Ainsi se présente à nous les débuts intrigants et prometteurs de l'histoire de DioField Chronicle. Nous serons témoins de l'influence croissante de cette petite armée qui sera connue plus tard sous le nom des Renards Bleus (Blue Foxes) dans l'échafaudage politique.
Le Camp d'Elm
Dans le camp Elm, bâtiment chic et sobre qui sert de point central entre les missions, Andrias est celui que l'on contrôle généralement, avec une vue à la troisième personne. Il s'agit du seul lieu où l'on peut se promener librement afin de prendre connaissance de l'humeur des autres et des rumeurs qui courent, des quêtes annexes et des prochaines missions. C'est là qu'on fera aussi des emplettes, plus tard des investissements en recherche et développement et en tout ce qu'il faut pour améliorer les compétences des quatre classes de combat. Une table avec une carte du monde, comme celle qui se trouve dans la salle des missions principales, nous propose de refaire les opérations précédemment accomplies pour continuer à gagner de l'expérience et aussi récupérer les bonus manqués.

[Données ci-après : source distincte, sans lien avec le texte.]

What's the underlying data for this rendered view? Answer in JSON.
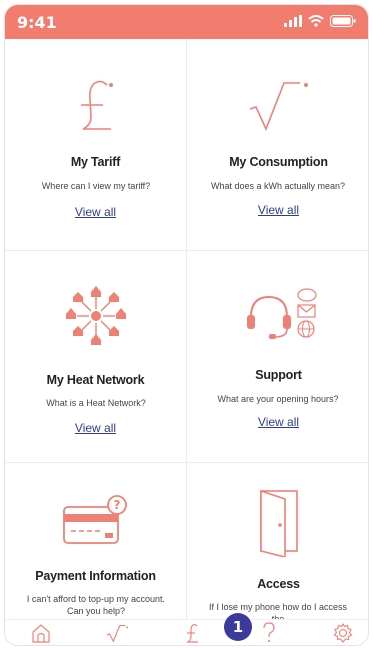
{
  "status_bar": {
    "time": "9:41",
    "color": "#f27d6e"
  },
  "cards": [
    {
      "title": "My Tariff",
      "subtitle": "Where can I view my tariff?",
      "link": "View all",
      "icon": "pound-icon"
    },
    {
      "title": "My Consumption",
      "subtitle": "What does a kWh actually mean?",
      "link": "View all",
      "icon": "square-root-icon"
    },
    {
      "title": "My Heat Network",
      "subtitle": "What is a Heat Network?",
      "link": "View all",
      "icon": "heat-network-icon"
    },
    {
      "title": "Support",
      "subtitle": "What are your opening hours?",
      "link": "View all",
      "icon": "headset-icon"
    },
    {
      "title": "Payment Information",
      "subtitle": "I can't afford to top-up my account. Can you help?",
      "icon": "credit-card-question-icon"
    },
    {
      "title": "Access",
      "subtitle": "If I lose my phone how do I access the",
      "icon": "door-icon"
    }
  ],
  "tab_bar": {
    "items": [
      "home-icon",
      "consumption-icon",
      "tariff-icon",
      "help-icon",
      "settings-icon"
    ],
    "badge": "1"
  },
  "colors": {
    "accent": "#f27d6e",
    "link": "#2c3e91",
    "badge": "#3d3a9e"
  }
}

Il y a une bibliothèque dans laquelle on peut se remémorer l'état des affaires politiques de chaque chapitre parcouru. Le tout est simplifié par des schémas. On peut s'instruire sur le passé des personnages importants du jeu, des différentes contrées parcourues, des forces politiques de DioField et du continent, ainsi que de multiples autres sujets. Pour terminer, on peut réécouter les scènes d'histoire comme les briefings avant les missions et les événements pendant et après celles-ci en plus des moments de narration qui expliquent les situations géo-politiques. Bref, la bibliothèque vaut le détour quand on ne comprend pas trop ce qui se passe.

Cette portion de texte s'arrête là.